I see you're busing running CAML queries to Sharepoint lists as well.

Any experience regarding performance? We are trying to search for items in large lists but are experiencing perofmance trouble as soon as we reach the 100.000 items count in our list. Is you're implementation facing the same problems?
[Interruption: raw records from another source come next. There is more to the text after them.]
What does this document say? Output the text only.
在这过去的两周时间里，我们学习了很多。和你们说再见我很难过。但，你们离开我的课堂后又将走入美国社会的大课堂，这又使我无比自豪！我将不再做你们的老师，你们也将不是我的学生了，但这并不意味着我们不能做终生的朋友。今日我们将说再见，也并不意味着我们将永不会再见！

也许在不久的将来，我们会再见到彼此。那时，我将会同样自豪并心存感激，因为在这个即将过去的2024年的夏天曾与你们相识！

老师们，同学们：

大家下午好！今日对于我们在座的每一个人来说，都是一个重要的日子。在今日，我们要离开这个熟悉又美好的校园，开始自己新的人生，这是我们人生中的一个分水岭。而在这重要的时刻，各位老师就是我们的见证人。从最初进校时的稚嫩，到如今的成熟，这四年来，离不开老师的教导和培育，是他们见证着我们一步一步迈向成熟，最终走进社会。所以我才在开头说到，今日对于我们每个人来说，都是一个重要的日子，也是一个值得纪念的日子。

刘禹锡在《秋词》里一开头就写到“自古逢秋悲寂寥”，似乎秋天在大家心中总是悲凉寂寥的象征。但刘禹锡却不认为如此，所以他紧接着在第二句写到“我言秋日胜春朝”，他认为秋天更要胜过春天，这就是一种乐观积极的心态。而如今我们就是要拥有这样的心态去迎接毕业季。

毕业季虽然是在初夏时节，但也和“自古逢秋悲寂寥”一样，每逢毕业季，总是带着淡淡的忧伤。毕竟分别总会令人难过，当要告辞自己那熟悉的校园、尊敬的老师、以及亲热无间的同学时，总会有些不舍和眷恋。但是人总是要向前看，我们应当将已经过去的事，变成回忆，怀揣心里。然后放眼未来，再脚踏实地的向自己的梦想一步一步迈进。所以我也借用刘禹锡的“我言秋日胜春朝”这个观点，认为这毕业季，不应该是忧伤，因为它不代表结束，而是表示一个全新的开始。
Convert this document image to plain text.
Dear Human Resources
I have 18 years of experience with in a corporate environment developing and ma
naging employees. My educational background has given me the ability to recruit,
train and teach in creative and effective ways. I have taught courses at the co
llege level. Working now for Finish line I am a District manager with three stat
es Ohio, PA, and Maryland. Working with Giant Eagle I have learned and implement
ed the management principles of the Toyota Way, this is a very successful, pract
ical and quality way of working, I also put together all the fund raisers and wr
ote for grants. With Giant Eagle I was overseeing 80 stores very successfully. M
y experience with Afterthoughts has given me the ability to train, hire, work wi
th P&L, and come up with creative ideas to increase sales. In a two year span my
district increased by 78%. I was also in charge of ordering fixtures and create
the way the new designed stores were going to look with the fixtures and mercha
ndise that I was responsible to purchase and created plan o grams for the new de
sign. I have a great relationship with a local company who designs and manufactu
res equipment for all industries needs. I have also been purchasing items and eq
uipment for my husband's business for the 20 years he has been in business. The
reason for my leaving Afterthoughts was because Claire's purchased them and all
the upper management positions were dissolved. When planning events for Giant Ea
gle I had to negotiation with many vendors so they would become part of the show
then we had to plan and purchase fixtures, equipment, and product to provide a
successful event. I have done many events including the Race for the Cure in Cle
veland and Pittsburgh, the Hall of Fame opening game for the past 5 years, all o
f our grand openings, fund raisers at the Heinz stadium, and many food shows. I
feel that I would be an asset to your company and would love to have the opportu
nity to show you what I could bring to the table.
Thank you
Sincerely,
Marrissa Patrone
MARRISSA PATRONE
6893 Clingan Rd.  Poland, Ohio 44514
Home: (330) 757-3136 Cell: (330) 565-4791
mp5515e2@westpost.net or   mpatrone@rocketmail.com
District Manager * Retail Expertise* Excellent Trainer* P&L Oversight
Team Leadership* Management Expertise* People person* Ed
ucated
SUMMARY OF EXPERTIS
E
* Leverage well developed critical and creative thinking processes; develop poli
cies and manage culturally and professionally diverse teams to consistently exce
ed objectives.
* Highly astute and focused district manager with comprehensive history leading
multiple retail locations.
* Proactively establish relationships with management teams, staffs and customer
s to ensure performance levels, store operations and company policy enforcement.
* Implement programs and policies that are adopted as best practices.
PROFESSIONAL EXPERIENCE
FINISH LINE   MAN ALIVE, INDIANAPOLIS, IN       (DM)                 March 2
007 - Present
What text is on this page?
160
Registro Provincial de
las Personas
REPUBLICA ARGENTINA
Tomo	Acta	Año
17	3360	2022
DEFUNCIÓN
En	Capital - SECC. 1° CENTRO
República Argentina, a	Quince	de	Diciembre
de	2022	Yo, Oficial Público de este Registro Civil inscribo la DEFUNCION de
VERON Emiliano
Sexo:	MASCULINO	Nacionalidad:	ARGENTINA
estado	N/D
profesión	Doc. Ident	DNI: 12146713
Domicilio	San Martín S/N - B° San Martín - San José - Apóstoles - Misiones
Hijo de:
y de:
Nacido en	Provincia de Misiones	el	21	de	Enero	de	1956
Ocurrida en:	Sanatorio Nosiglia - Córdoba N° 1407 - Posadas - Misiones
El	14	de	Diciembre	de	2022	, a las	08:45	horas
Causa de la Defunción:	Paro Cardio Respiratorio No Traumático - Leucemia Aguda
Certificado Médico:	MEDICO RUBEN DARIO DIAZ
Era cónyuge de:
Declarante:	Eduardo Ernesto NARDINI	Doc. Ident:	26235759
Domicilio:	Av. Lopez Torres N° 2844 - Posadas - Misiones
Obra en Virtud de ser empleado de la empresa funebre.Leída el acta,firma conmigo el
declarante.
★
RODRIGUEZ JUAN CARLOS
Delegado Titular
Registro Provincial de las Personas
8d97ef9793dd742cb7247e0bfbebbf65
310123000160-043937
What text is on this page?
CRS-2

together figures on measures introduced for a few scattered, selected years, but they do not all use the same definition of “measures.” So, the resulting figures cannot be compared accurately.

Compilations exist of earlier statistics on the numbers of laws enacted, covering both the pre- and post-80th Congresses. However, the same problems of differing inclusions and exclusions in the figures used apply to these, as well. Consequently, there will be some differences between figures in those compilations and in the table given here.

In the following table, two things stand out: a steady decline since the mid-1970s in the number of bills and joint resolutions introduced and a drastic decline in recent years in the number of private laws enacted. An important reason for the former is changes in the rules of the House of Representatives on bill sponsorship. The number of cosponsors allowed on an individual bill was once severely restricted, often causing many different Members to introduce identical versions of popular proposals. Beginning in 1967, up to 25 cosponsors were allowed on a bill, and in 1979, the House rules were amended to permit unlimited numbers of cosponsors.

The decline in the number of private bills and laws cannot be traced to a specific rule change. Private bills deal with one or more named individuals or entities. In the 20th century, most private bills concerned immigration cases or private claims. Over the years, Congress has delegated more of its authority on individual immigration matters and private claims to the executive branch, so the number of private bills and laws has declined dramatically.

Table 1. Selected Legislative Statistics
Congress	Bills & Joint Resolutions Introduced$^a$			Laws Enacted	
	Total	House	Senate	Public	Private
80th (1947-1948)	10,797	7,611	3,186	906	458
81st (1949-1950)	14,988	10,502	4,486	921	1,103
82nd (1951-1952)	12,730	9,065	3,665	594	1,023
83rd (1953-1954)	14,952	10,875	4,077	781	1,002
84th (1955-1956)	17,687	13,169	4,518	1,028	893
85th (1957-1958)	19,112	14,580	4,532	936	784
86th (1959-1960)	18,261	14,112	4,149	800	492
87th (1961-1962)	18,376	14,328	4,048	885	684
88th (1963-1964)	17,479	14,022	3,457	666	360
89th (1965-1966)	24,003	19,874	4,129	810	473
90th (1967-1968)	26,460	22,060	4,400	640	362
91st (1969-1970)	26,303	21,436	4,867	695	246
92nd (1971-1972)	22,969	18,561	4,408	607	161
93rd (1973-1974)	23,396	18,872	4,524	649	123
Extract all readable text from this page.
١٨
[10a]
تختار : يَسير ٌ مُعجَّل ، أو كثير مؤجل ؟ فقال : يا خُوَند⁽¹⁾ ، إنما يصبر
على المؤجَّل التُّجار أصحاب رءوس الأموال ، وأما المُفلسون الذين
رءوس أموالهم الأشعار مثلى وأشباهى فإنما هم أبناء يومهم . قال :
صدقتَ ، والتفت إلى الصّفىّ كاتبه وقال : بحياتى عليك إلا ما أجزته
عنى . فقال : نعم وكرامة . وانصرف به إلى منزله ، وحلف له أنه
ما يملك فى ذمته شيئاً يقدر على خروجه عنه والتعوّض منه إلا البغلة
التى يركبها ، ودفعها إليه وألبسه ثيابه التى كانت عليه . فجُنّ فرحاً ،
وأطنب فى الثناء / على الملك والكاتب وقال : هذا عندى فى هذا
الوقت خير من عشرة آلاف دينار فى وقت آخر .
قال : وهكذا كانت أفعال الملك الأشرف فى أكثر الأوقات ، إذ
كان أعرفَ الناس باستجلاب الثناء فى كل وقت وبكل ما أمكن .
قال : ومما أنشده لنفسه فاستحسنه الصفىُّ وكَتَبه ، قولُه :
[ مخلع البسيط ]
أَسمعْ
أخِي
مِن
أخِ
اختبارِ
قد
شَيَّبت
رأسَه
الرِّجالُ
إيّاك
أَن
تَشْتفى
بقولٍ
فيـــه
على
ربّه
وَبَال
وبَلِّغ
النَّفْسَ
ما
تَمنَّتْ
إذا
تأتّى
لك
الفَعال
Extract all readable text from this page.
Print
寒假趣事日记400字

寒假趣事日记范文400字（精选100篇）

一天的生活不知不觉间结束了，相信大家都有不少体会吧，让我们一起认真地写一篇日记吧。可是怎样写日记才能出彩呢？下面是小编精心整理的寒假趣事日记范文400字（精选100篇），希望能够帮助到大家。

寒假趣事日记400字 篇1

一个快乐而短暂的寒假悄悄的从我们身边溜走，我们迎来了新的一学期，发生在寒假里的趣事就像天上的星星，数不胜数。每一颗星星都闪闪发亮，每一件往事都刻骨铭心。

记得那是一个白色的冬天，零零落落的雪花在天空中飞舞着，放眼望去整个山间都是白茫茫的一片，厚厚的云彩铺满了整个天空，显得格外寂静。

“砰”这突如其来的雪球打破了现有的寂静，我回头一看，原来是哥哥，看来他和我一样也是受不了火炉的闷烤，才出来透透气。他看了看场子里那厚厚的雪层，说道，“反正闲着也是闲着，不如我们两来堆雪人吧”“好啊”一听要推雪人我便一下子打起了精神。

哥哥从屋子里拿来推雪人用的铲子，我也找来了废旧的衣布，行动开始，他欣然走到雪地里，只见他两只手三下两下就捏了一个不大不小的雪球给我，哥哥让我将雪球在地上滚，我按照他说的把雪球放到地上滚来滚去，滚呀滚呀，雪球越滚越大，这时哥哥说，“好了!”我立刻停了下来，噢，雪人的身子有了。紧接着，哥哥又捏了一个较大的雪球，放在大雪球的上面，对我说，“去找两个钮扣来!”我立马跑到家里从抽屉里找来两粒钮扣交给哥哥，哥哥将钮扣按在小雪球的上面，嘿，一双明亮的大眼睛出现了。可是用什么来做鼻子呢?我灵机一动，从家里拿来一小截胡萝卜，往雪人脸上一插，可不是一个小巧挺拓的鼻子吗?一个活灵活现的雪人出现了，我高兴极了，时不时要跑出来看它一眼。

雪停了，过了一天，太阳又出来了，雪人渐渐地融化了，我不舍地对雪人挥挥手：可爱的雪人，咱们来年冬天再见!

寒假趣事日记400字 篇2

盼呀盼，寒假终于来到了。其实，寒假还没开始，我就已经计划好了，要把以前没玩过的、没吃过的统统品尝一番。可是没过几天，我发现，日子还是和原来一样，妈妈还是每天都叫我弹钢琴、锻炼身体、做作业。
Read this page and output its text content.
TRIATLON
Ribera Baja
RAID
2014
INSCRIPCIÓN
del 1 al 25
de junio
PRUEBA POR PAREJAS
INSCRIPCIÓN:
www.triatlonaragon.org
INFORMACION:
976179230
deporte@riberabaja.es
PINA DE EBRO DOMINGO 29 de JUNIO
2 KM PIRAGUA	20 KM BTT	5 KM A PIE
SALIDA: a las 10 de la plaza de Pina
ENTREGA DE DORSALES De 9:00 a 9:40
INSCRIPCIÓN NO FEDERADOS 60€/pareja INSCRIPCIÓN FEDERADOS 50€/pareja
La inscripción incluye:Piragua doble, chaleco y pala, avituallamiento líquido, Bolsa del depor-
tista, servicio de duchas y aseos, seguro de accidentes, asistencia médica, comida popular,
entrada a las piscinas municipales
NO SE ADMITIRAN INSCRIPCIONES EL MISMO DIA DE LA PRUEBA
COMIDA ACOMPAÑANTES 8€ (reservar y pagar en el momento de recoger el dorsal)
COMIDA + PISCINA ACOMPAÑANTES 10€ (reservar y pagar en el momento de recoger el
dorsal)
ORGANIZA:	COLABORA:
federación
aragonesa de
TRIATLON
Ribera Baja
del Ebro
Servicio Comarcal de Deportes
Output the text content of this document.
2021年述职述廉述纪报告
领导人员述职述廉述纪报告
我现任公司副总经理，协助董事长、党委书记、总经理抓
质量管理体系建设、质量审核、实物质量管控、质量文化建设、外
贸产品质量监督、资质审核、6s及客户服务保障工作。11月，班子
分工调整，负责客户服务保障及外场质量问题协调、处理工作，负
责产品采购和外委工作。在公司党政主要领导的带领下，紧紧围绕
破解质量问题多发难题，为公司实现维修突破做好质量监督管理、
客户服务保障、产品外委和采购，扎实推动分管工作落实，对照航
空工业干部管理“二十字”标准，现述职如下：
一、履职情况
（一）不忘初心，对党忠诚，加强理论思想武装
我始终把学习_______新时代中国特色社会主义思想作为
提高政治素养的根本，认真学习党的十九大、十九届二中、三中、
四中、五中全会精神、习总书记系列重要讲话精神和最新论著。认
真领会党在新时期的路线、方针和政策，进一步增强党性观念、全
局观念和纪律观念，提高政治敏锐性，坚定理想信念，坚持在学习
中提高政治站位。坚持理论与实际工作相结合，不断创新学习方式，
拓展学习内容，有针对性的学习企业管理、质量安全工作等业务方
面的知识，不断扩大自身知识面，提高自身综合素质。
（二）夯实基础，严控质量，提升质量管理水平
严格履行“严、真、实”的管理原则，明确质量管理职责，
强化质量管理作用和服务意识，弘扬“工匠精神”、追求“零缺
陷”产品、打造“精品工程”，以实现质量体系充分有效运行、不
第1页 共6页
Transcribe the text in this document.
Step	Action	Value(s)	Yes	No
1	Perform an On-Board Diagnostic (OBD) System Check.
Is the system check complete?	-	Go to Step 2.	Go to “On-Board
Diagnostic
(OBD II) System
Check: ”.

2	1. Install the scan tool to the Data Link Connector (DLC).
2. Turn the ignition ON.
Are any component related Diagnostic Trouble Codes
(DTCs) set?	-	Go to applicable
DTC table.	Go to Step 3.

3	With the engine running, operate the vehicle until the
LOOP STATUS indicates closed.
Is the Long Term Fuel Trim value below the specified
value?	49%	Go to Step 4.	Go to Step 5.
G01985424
# re: Coming soon - The return of IQueryable<T> - LINQ to SharePoint

Wednesday, April 18, 2007 1:27 AM by bart

Hi Ivo,

LINQ to SharePoint is a layer on top of the regular SharePoint object model (SPSite, SPList) and the web services stack (lists.asmx). Any performance issues you might see without the LINQ stuff, will most likely also apply to LINQ to SharePoint. This being said, the LINQ to SharePoint implementation aims to generate the most efficient query possible, especially concerning the "view fields" in order to limit network traffic.

Feel free to drop me a mail if you have further questions regarding this. I'm not a SharePoint expert though, but I could forward your questions to others who do know more about SharePoint.

-Bart

# re: Coming soon - The return of IQueryable<T> - LINQ to SharePoint

Wednesday, April 18, 2007 4:21 AM by John

What a really cool and aggressive project.  I think it is awesome that project actually serves a business need (isn't a toy) and that your pushing the envelope of newer technologies.  As an early adopter of MOSS 2007, WCF and WPF, I think it awesome that you're actually going past just using the technolgies, and actually making them better for other developers.

Cudos for putting it up on CodePlex.  As of recently, I've seen more and more MVPs commercializing their code rather that helping out the community.

# re: Coming soon - The return of IQueryable<T> - LINQ to SharePoint

Wednesday, April 18, 2007 8:12 PM by Ed

Fully agree with John, kudos from down-under too. Looking forward to having a play with this.